Good evening Tobac...

how you pronounce Colm Tóibín...it's like this:

'Colm' is like column without the 'u'...then 'Tóibín' is like 'toe-bean' with more emphasis on the bean...

regards...


----------



## elpoderoso

Colm is derived from Columba (as in St. Columba).


----------



## Outsider

utopia said:


> I'd say it should be - Colum Tobin (o as in english and n at the end as spanish *ñ* in compa*ñí*a).


----------



## jamesosullivan

The accents are very important to Irish-just as much a part of the word as they are in french. They lengthen the vowel sound.

á=awe (roughly)
é=hay without the h
í= 'ee'
ó=mow without the m and the o
ú=moo without the m

They are called 'fathers'
I actually don't know the correct way to write that-I've only come across it spoken.
It's pronounced fah-thu(s) or fa-dah(s) considering the lack of a hibernal english 'th' sound


----------



## jamesosullivan

and as far as i know Colm Tóibín doesn't mean anything.
Colm is a common Irish name
'-ín' can signifie a smaller version of the noun ( eg. neid=nest, neidín = little nest)
i don't recognise tóib though....


----------



## Outsider

jamesosullivan said:


> They are called 'fathers'
> I actually don't know the correct way to write that-I've only come across it spoken.
> It's pronounced fah-thu(s) or fa-dah(s) considering the lack of a hibernal english 'th' sound


_Fada_ (singular; I'm not sure about the plural).


----------



## jamesosullivan

Thanks!


----------



## jamesosullivan

The plural could be fadaí or fadatha or a multitude of other forms. You'd need a native Irish speaker for that one I think


----------



## Amadán

OP, sound is as said above, Column Toe-Bean as spoken by an English speaker.  Back-to-back consonants joining syllables can get extra vowel sounds inferred between them.  Another example would be "Airgead" ("money") - ar[e]gad, where the [e] is inferred. It's shorter than a full written vowel, of course.  It's just there to keep the bounce!

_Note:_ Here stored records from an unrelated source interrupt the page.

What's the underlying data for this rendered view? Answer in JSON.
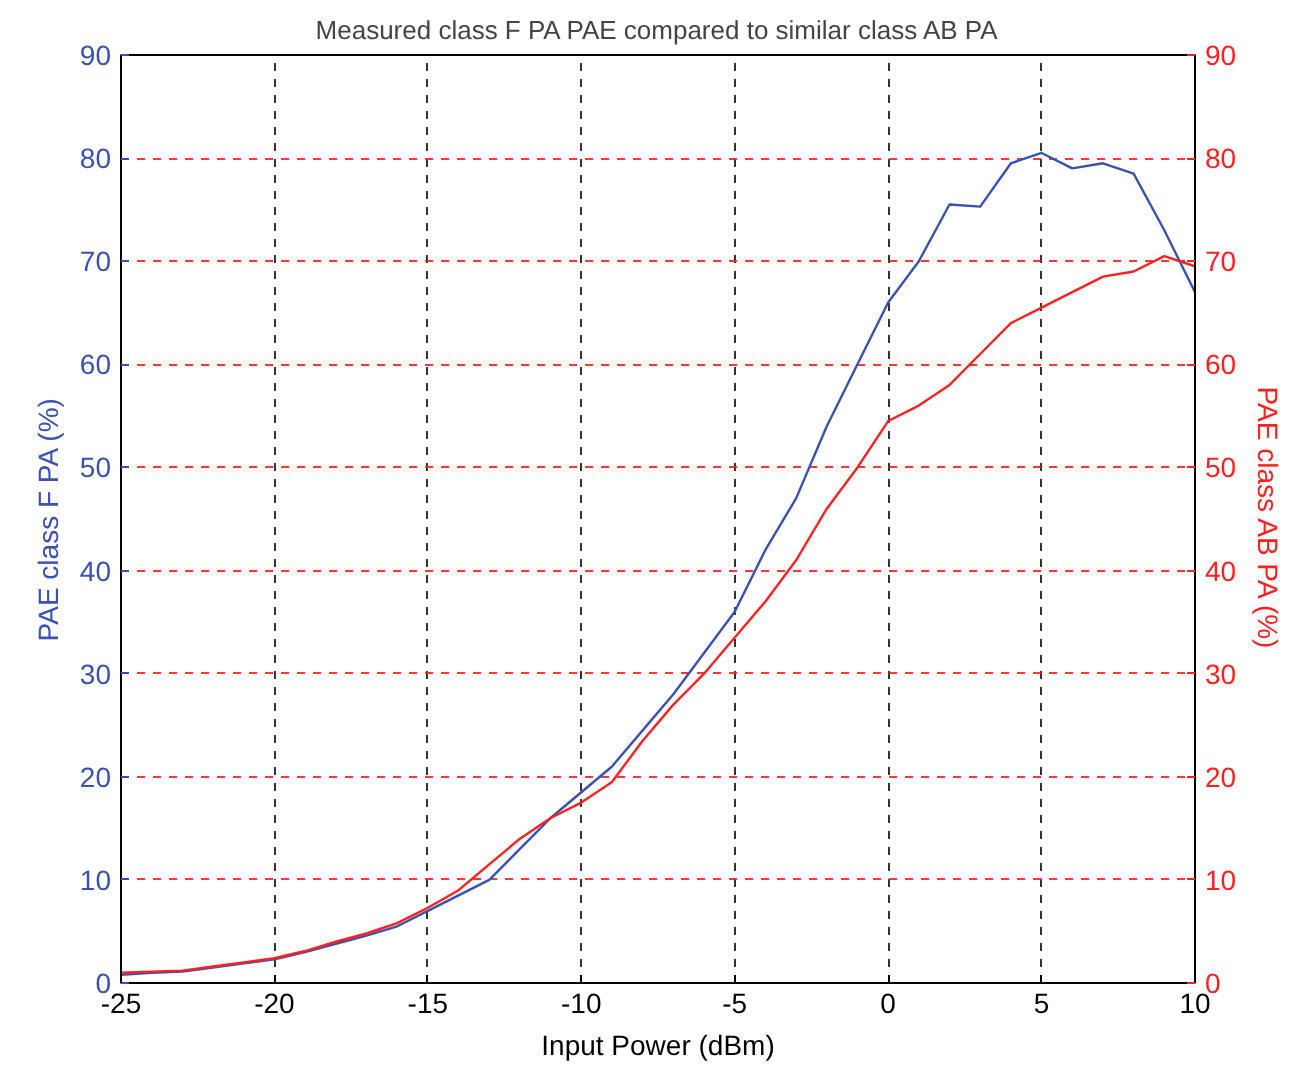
{
  "chart_data": {
    "type": "line",
    "title": "Measured class F PA PAE compared to similar class AB PA",
    "xlabel": "Input Power (dBm)",
    "ylabel": "PAE class F PA (%)",
    "y2label": "PAE class AB PA (%)",
    "x": [
      -25,
      -24,
      -23,
      -22,
      -21,
      -20,
      -19,
      -18,
      -17,
      -16,
      -15,
      -14,
      -13,
      -12,
      -11,
      -10,
      -9,
      -8,
      -7,
      -6,
      -5,
      -4,
      -3,
      -2,
      -1,
      0,
      1,
      2,
      3,
      4,
      5,
      6,
      7,
      8,
      9,
      10
    ],
    "series": [
      {
        "color": "#3a50b4",
        "values": [
          0.8,
          1,
          1.1,
          1.5,
          1.9,
          2.3,
          3,
          3.8,
          4.6,
          5.5,
          7,
          8.5,
          10,
          13,
          16,
          18.5,
          21,
          24.5,
          28,
          32,
          36,
          42,
          47,
          54,
          60,
          66,
          70,
          75.5,
          75.3,
          79.5,
          80.5,
          79,
          79.5,
          78.5,
          73,
          67
        ]
      },
      {
        "color": "#ff2020",
        "axis": "y2",
        "values": [
          1,
          1.1,
          1.2,
          1.6,
          2,
          2.4,
          3.1,
          4,
          4.8,
          5.8,
          7.3,
          9,
          11.5,
          14,
          16,
          17.5,
          19.5,
          23.5,
          27,
          30,
          33.5,
          37,
          41,
          46,
          50,
          54.5,
          56,
          58,
          61,
          64,
          65.5,
          67,
          68.5,
          69,
          70.5,
          69.5
        ]
      }
    ],
    "xlim": [
      -25,
      10
    ],
    "xticks": [
      -25,
      -20,
      -15,
      -10,
      -5,
      0,
      5,
      10
    ],
    "ylim": [
      0,
      90
    ],
    "yticks": [
      0,
      10,
      20,
      30,
      40,
      50,
      60,
      70,
      80,
      90
    ],
    "y2lim": [
      0,
      90
    ],
    "y2ticks": [
      0,
      10,
      20,
      30,
      40,
      50,
      60,
      70,
      80,
      90
    ],
    "grid": true,
    "line_style": "solid",
    "marker": "none"
  }
}
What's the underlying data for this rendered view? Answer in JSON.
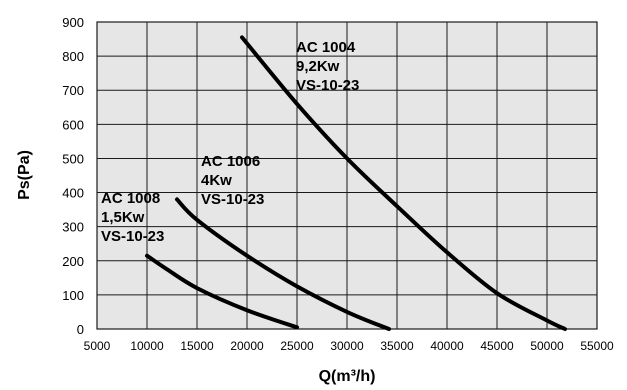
{
  "chart_data": {
    "type": "line",
    "xlabel": "Q(m³/h)",
    "ylabel": "Ps(Pa)",
    "xlim": [
      5000,
      55000
    ],
    "ylim": [
      0,
      900
    ],
    "x_ticks": [
      "5000",
      "10000",
      "15000",
      "20000",
      "25000",
      "30000",
      "35000",
      "40000",
      "45000",
      "50000",
      "55000"
    ],
    "y_ticks": [
      "0",
      "100",
      "200",
      "300",
      "400",
      "500",
      "600",
      "700",
      "800",
      "900"
    ],
    "grid": true,
    "background": "#e6e6e6",
    "series": [
      {
        "name": "AC 1004",
        "label_lines": [
          "AC 1004",
          "9,2Kw",
          "VS-10-23"
        ],
        "x": [
          19500,
          25000,
          30000,
          35000,
          40000,
          45000,
          50000,
          51800
        ],
        "y": [
          855,
          660,
          500,
          360,
          225,
          105,
          25,
          0
        ]
      },
      {
        "name": "AC 1006",
        "label_lines": [
          "AC 1006",
          "4Kw",
          "VS-10-23"
        ],
        "x": [
          13000,
          15000,
          20000,
          25000,
          30000,
          34200
        ],
        "y": [
          380,
          320,
          215,
          125,
          50,
          0
        ]
      },
      {
        "name": "AC 1008",
        "label_lines": [
          "AC 1008",
          "1,5Kw",
          "VS-10-23"
        ],
        "x": [
          10000,
          12000,
          15000,
          20000,
          25000
        ],
        "y": [
          215,
          175,
          120,
          55,
          5
        ]
      }
    ]
  }
}
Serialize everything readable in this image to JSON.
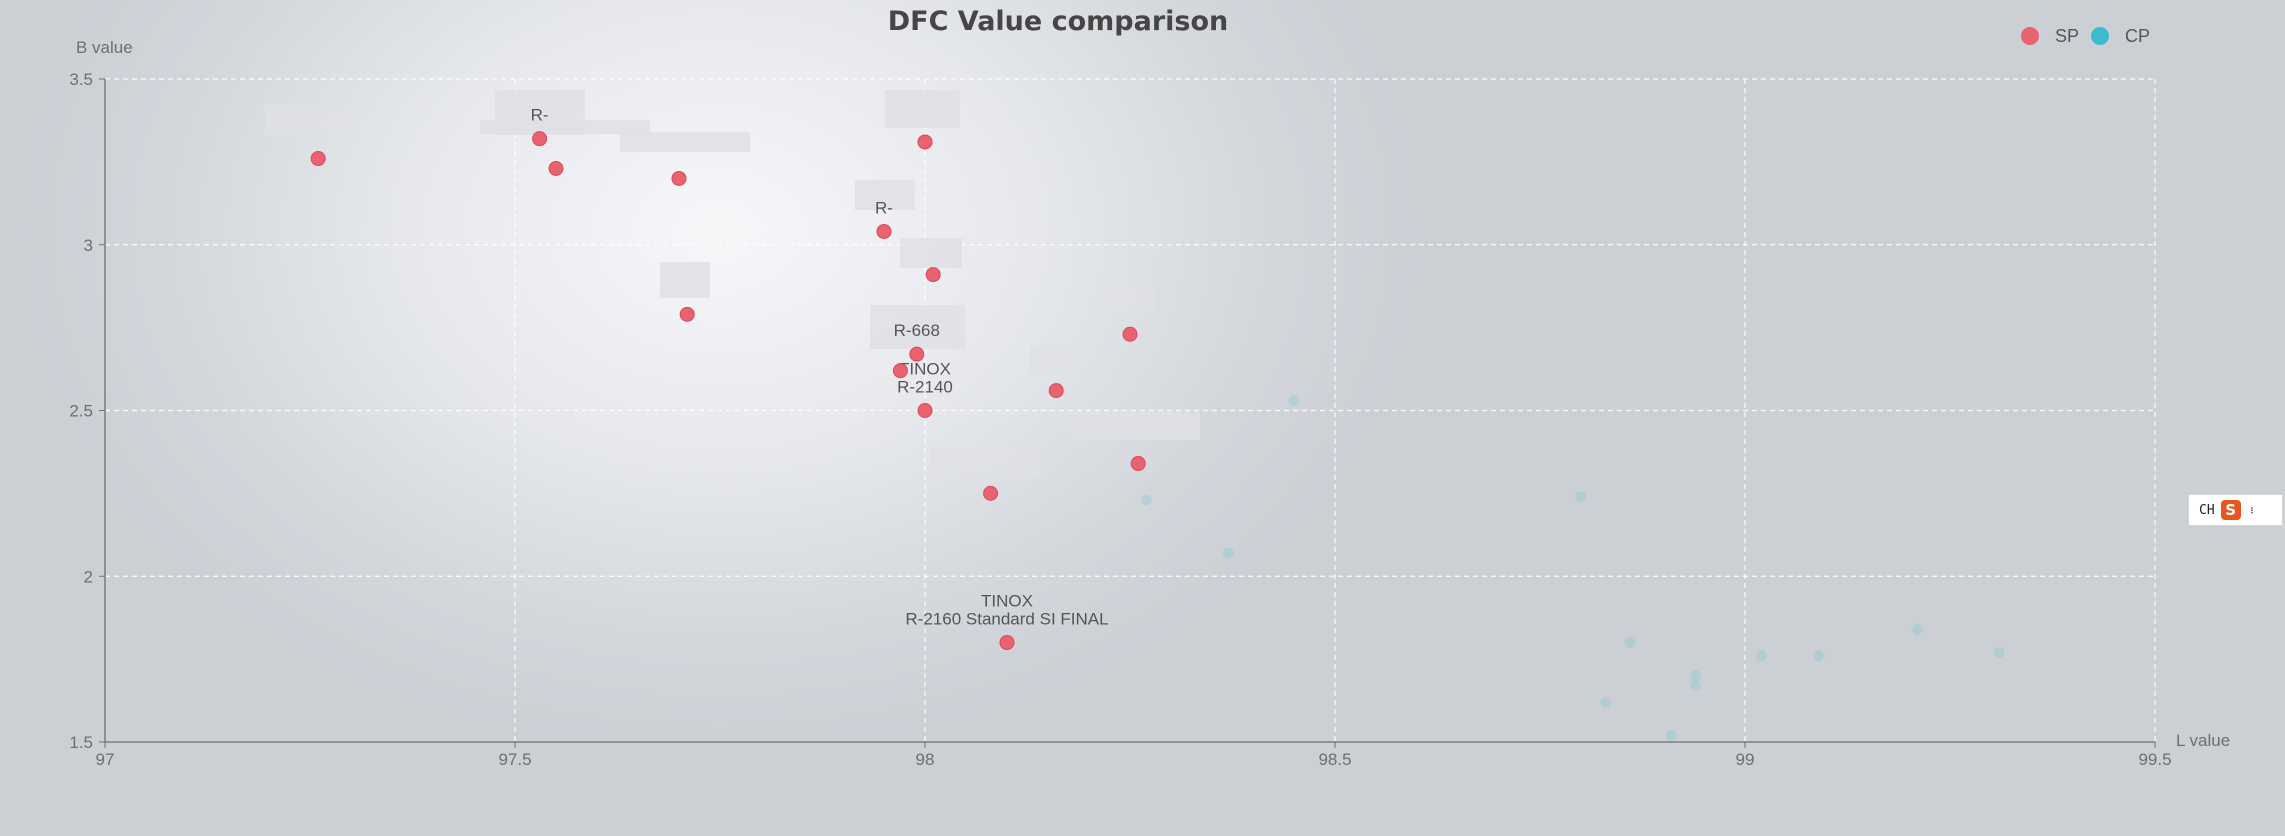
{
  "chart_data": {
    "type": "scatter",
    "title": "DFC Value comparison",
    "xlabel": "L value",
    "ylabel": "B value",
    "xlim": [
      97,
      99.5
    ],
    "ylim": [
      1.5,
      3.5
    ],
    "x_ticks": [
      "97",
      "97.5",
      "98",
      "98.5",
      "99",
      "99.5"
    ],
    "y_ticks": [
      "1.5",
      "2",
      "2.5",
      "3",
      "3.5"
    ],
    "grid": true,
    "legend_position": "top-right",
    "series": [
      {
        "name": "SP",
        "color": "#e8636f",
        "points": [
          {
            "x": 97.26,
            "y": 3.26,
            "label": ""
          },
          {
            "x": 97.53,
            "y": 3.32,
            "label": "R-"
          },
          {
            "x": 97.55,
            "y": 3.23,
            "label": ""
          },
          {
            "x": 97.7,
            "y": 3.2,
            "label": ""
          },
          {
            "x": 97.71,
            "y": 2.79,
            "label": ""
          },
          {
            "x": 97.95,
            "y": 3.04,
            "label": "R-"
          },
          {
            "x": 98.0,
            "y": 3.31,
            "label": ""
          },
          {
            "x": 98.01,
            "y": 2.91,
            "label": ""
          },
          {
            "x": 97.99,
            "y": 2.67,
            "label": "R-668"
          },
          {
            "x": 97.97,
            "y": 2.62,
            "label": ""
          },
          {
            "x": 98.0,
            "y": 2.5,
            "label": "TINOX\nR-2140"
          },
          {
            "x": 98.08,
            "y": 2.25,
            "label": ""
          },
          {
            "x": 98.16,
            "y": 2.56,
            "label": ""
          },
          {
            "x": 98.25,
            "y": 2.73,
            "label": ""
          },
          {
            "x": 98.26,
            "y": 2.34,
            "label": ""
          },
          {
            "x": 98.1,
            "y": 1.8,
            "label": "TINOX\nR-2160 Standard SI FINAL"
          }
        ]
      },
      {
        "name": "CP",
        "color": "#3dbbd3",
        "points": [
          {
            "x": 98.27,
            "y": 2.23
          },
          {
            "x": 98.37,
            "y": 2.07
          },
          {
            "x": 98.45,
            "y": 2.53
          },
          {
            "x": 98.8,
            "y": 2.24
          },
          {
            "x": 98.83,
            "y": 1.62
          },
          {
            "x": 98.86,
            "y": 1.8
          },
          {
            "x": 98.91,
            "y": 1.52
          },
          {
            "x": 98.94,
            "y": 1.7
          },
          {
            "x": 98.94,
            "y": 1.67
          },
          {
            "x": 99.02,
            "y": 1.76
          },
          {
            "x": 99.09,
            "y": 1.76
          },
          {
            "x": 99.21,
            "y": 1.84
          },
          {
            "x": 99.31,
            "y": 1.77
          }
        ]
      }
    ]
  },
  "ime_toolbar": {
    "lang_label": "CH",
    "logo_glyph": "S",
    "more_glyph": "⋯"
  }
}
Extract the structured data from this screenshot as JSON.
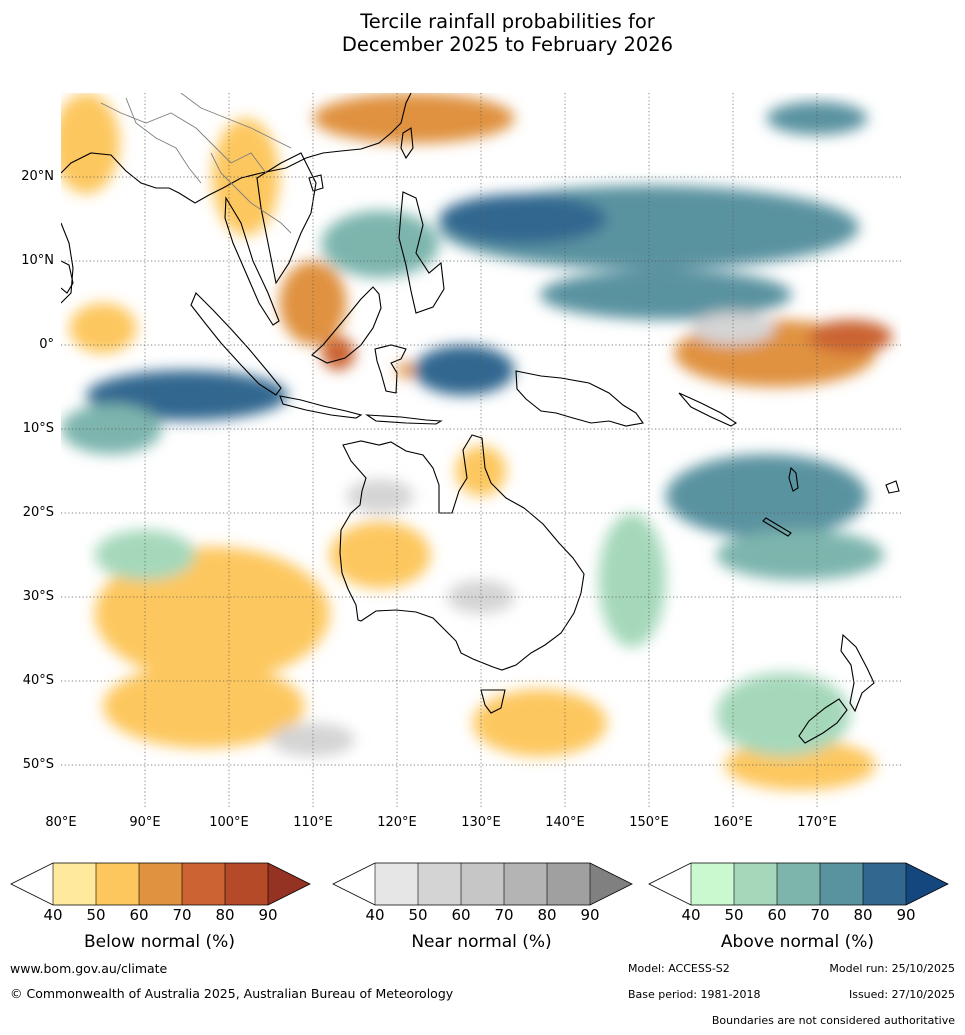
{
  "title": {
    "line1": "Tercile rainfall probabilities for",
    "line2": "December 2025 to February 2026"
  },
  "map": {
    "lon_range": [
      80,
      180
    ],
    "lat_range": [
      -55,
      30
    ],
    "lat_labels": [
      "20°N",
      "10°N",
      "0°",
      "10°S",
      "20°S",
      "30°S",
      "40°S",
      "50°S"
    ],
    "lat_values": [
      20,
      10,
      0,
      -10,
      -20,
      -30,
      -40,
      -50
    ],
    "lon_labels": [
      "80°E",
      "90°E",
      "100°E",
      "110°E",
      "120°E",
      "130°E",
      "140°E",
      "150°E",
      "160°E",
      "170°E"
    ],
    "lon_values": [
      80,
      90,
      100,
      110,
      120,
      130,
      140,
      150,
      160,
      170
    ],
    "gridlines": "dotted",
    "regions": [
      {
        "cat": "below",
        "level": 2,
        "lon": 122,
        "lat": 27,
        "rx": 12,
        "ry": 3
      },
      {
        "cat": "below",
        "level": 1,
        "lon": 83,
        "lat": 24,
        "rx": 4,
        "ry": 6
      },
      {
        "cat": "below",
        "level": 1,
        "lon": 102,
        "lat": 20,
        "rx": 4,
        "ry": 7
      },
      {
        "cat": "below",
        "level": 1,
        "lon": 85,
        "lat": 2,
        "rx": 4,
        "ry": 3
      },
      {
        "cat": "below",
        "level": 2,
        "lon": 110,
        "lat": 5,
        "rx": 4,
        "ry": 5
      },
      {
        "cat": "below",
        "level": 3,
        "lon": 113,
        "lat": -1,
        "rx": 2,
        "ry": 2
      },
      {
        "cat": "below",
        "level": 2,
        "lon": 121,
        "lat": -3,
        "rx": 1,
        "ry": 1
      },
      {
        "cat": "below",
        "level": 2,
        "lon": 165,
        "lat": -1,
        "rx": 12,
        "ry": 4
      },
      {
        "cat": "below",
        "level": 3,
        "lon": 174,
        "lat": 1,
        "rx": 5,
        "ry": 2
      },
      {
        "cat": "below",
        "level": 1,
        "lon": 130,
        "lat": -15,
        "rx": 3,
        "ry": 3
      },
      {
        "cat": "below",
        "level": 1,
        "lon": 118,
        "lat": -25,
        "rx": 6,
        "ry": 4
      },
      {
        "cat": "below",
        "level": 1,
        "lon": 98,
        "lat": -32,
        "rx": 14,
        "ry": 8
      },
      {
        "cat": "below",
        "level": 1,
        "lon": 97,
        "lat": -43,
        "rx": 12,
        "ry": 5
      },
      {
        "cat": "below",
        "level": 1,
        "lon": 137,
        "lat": -45,
        "rx": 8,
        "ry": 4
      },
      {
        "cat": "below",
        "level": 1,
        "lon": 168,
        "lat": -50,
        "rx": 9,
        "ry": 3
      },
      {
        "cat": "above",
        "level": 3,
        "lon": 150,
        "lat": 14,
        "rx": 25,
        "ry": 5
      },
      {
        "cat": "above",
        "level": 4,
        "lon": 135,
        "lat": 15,
        "rx": 10,
        "ry": 3
      },
      {
        "cat": "above",
        "level": 3,
        "lon": 152,
        "lat": 6,
        "rx": 15,
        "ry": 3
      },
      {
        "cat": "above",
        "level": 2,
        "lon": 118,
        "lat": 12,
        "rx": 7,
        "ry": 4
      },
      {
        "cat": "above",
        "level": 4,
        "lon": 95,
        "lat": -6,
        "rx": 12,
        "ry": 3
      },
      {
        "cat": "above",
        "level": 2,
        "lon": 86,
        "lat": -10,
        "rx": 6,
        "ry": 3
      },
      {
        "cat": "above",
        "level": 4,
        "lon": 128,
        "lat": -3,
        "rx": 6,
        "ry": 3
      },
      {
        "cat": "above",
        "level": 3,
        "lon": 164,
        "lat": -18,
        "rx": 12,
        "ry": 5
      },
      {
        "cat": "above",
        "level": 2,
        "lon": 168,
        "lat": -25,
        "rx": 10,
        "ry": 3
      },
      {
        "cat": "above",
        "level": 3,
        "lon": 170,
        "lat": 27,
        "rx": 6,
        "ry": 2
      },
      {
        "cat": "above",
        "level": 1,
        "lon": 148,
        "lat": -28,
        "rx": 4,
        "ry": 8
      },
      {
        "cat": "above",
        "level": 1,
        "lon": 166,
        "lat": -44,
        "rx": 8,
        "ry": 5
      },
      {
        "cat": "above",
        "level": 1,
        "lon": 90,
        "lat": -25,
        "rx": 6,
        "ry": 3
      },
      {
        "cat": "near",
        "level": 1,
        "lon": 130,
        "lat": -30,
        "rx": 4,
        "ry": 2
      },
      {
        "cat": "near",
        "level": 1,
        "lon": 110,
        "lat": -47,
        "rx": 5,
        "ry": 2
      },
      {
        "cat": "near",
        "level": 1,
        "lon": 160,
        "lat": 2,
        "rx": 5,
        "ry": 2
      },
      {
        "cat": "near",
        "level": 1,
        "lon": 118,
        "lat": -18,
        "rx": 4,
        "ry": 2
      }
    ]
  },
  "colorbars": [
    {
      "id": "below",
      "title": "Below normal (%)",
      "ticks": [
        "40",
        "50",
        "60",
        "70",
        "80",
        "90"
      ],
      "colors": [
        "#fee99c",
        "#fdc75e",
        "#e09240",
        "#cb6332",
        "#b44a27"
      ],
      "extend_color": "#943224"
    },
    {
      "id": "near",
      "title": "Near normal (%)",
      "ticks": [
        "40",
        "50",
        "60",
        "70",
        "80",
        "90"
      ],
      "colors": [
        "#e6e6e6",
        "#d4d4d4",
        "#c6c6c6",
        "#b4b4b4",
        "#a0a0a0"
      ],
      "extend_color": "#808080"
    },
    {
      "id": "above",
      "title": "Above normal (%)",
      "ticks": [
        "40",
        "50",
        "60",
        "70",
        "80",
        "90"
      ],
      "colors": [
        "#caf9cf",
        "#a5d8bb",
        "#7db5ad",
        "#5a93a0",
        "#326790"
      ],
      "extend_color": "#14477e"
    }
  ],
  "footer": {
    "website": "www.bom.gov.au/climate",
    "copyright": "© Commonwealth of Australia 2025, Australian Bureau of Meteorology",
    "model": "Model: ACCESS-S2",
    "model_run": "Model run: 25/10/2025",
    "base_period": "Base period: 1981-2018",
    "issued": "Issued: 27/10/2025",
    "disclaimer": "Boundaries are not considered authoritative"
  }
}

Regarding the stroke above the vowels, the effect they have is to make the vowel long ("long" being "fada" in Irish) and they are often incorrectly called this but the correct name is "síneadh fada", plural "sínte fada" (or "síntí fada" if you believe Ó Dómhnaill). "Síneadh fada" translates to English as "length mark" or "length indication".


----------